On Fri, 7 Mar 2003, HoneyNet Germany wrote:
Together with the Sendmail Remote Buffer Overflow there has been announced a Snort vulnerablity. But until now no one
mentioned this on
the list, nor is an update availble.
When can we expect an updated Snort 1.9.1 RPM?
This version will be shipped with the upcoming SuSE Linux distribution.
Bye, Thomas -- Thomas Biege
SuSE Linux AG,Deutschherrnstr. 15-19,90429 Nuernberg Function: Security Support & Auditing "lynx -source http://www.suse.de/~thomas/contact/thomas.asc | gpg --import" Key fingerprint = 7254 B15D B3C4 943F 485E 0BBD 8ECC D7CB C200 A213
When can we expect an updated Snort 1.9.1 RPM?
This version will be shipped with the upcoming SuSE Linux distribution.
Bye, Thomas
Will there be no Update for existing distributions as it is not a minor fix, but an important update for everyone using snort on a box. With sendmail the reaction was quite fast, with snort the problem wasn't even mentioned here (with the workaround). I just wonder a little bit about your answert that the next release will contain the fixed snort-rpm.
Hmmm ... thinking about priorities .... In security!
Uwe
So basically SuSE says 'If you want snort with that security fix, go and _BUY_ the next SuSE which hasnt even been announced? 'emerge -u snort' bye, [MH]

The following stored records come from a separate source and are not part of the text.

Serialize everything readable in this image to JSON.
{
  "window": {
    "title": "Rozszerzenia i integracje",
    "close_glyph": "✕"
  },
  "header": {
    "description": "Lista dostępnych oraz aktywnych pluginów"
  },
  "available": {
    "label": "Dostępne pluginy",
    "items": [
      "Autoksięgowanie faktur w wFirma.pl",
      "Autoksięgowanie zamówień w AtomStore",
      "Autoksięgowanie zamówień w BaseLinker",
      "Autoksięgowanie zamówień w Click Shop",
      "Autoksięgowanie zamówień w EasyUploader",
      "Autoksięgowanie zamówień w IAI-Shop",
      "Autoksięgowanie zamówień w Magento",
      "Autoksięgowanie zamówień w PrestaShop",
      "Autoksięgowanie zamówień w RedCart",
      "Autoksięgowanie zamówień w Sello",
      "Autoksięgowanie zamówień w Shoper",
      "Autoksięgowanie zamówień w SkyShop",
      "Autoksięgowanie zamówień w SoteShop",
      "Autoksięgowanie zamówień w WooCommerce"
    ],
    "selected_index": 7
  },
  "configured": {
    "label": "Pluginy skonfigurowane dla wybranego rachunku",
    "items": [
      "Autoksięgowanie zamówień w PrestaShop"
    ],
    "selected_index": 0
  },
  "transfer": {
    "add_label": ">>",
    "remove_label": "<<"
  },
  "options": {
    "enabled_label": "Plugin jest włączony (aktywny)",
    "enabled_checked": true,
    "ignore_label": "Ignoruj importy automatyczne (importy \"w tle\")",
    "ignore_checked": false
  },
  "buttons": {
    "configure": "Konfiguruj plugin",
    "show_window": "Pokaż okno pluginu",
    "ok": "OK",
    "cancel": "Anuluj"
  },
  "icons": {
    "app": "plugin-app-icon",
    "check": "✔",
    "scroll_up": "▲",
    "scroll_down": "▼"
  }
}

On Fri, 7 Mar 2003, Mathias Homann wrote:
When can we expect an updated Snort 1.9.1 RPM?
This version will be shipped with the upcoming SuSE Linux distribution.
Bye, Thomas
Will there be no Update for existing distributions as it is not a minor fix, but an important update for everyone using snort on a box. With sendmail the reaction was quite fast, with snort the problem wasn't even mentioned here (with the workaround). I just wonder a little bit about your answert that the next release will contain the fixed snort-rpm.
Hmmm ... thinking about priorities .... In security!
Uwe
So basically SuSE says 'If you want snort with that security fix, go and _BUY_ the next SuSE which hasnt even been announced?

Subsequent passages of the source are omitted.